From September, the government will also launch “a massive plan for the training and retraining of the long-term unemployed”.

“We have seen during this crisis the strength of our social model,” Macron said. “It’s a jewel we need to preserve. This social model rests on one foundation: work.”

Investment plan

During his address, Macron also emphasised the importance of economic sovereignty, and said an investment plan would be unveiled in the autumn following consultations this summer. The objective is “to build the France of 2030”, and to “reindustrialise, reconcile growth with ecological production”.

“We saw during this crisis the consequences of dependence,” Macron said, calling for French and European independence with regards to technology and primary resources.

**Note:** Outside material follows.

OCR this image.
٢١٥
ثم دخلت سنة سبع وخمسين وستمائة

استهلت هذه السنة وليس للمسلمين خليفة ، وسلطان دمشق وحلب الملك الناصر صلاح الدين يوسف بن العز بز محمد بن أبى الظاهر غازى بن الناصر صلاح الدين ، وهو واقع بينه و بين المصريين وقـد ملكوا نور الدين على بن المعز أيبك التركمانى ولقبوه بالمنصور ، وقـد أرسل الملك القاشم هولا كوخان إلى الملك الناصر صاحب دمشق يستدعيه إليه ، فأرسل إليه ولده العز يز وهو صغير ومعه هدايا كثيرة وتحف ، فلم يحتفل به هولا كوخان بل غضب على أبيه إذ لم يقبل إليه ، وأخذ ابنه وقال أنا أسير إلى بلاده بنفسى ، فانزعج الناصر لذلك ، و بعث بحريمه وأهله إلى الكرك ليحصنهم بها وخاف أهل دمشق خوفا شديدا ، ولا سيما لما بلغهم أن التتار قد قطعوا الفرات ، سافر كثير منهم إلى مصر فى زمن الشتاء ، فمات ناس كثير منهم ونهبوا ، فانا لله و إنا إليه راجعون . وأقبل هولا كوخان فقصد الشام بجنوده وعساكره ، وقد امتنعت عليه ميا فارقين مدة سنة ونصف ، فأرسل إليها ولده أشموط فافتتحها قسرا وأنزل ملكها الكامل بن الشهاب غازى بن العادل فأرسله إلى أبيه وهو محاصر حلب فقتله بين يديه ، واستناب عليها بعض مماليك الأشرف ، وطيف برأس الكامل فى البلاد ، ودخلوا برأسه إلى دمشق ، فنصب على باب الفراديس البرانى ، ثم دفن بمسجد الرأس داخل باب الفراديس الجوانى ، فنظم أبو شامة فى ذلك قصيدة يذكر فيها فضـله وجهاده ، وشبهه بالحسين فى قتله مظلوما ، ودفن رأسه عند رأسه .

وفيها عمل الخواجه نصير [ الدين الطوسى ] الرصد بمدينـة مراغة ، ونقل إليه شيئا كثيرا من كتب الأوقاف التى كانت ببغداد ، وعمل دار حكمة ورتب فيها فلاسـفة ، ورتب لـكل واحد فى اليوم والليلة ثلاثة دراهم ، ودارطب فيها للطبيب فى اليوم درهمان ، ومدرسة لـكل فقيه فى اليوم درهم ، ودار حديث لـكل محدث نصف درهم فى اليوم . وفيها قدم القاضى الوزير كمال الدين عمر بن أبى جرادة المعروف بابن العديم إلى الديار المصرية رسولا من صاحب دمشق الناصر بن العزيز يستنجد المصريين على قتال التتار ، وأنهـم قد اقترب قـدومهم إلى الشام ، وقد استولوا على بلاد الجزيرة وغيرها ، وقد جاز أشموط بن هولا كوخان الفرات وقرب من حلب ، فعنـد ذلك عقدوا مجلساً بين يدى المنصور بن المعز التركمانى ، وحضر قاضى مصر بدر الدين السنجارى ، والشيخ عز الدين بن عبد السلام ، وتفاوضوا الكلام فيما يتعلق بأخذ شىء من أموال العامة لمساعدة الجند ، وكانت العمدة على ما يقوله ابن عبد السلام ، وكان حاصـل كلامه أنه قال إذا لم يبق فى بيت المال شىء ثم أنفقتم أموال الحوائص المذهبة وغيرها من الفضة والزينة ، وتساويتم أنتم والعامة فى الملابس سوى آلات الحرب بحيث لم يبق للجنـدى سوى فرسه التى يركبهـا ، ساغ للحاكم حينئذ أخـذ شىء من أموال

Last month, the President announced a series of measures designed to stimulate French innovation in healthcare technology.

Support for young and old

Finally, Macron announced additional support for those who have been hardest hit by the pandemic – young people “who sacrificed so much even though there was little risk for themselves”, and elderly people “who more than others feared for their lives”.

In September, the government will unveil a new revenu d’engagement (commitment-based income) for young people not in education, employment or training. This “will be founded on rights and responsibilities”. This could resemble the garantie jeunes, a monthly benefit for 16 to 25-year-olds not in employment or training, created under François Hollande’s government.

For the older generation, Macron avoided specifics. “We owe them a great humanist ambition for independence, strengthened home care, modernised retirement homes,” he said.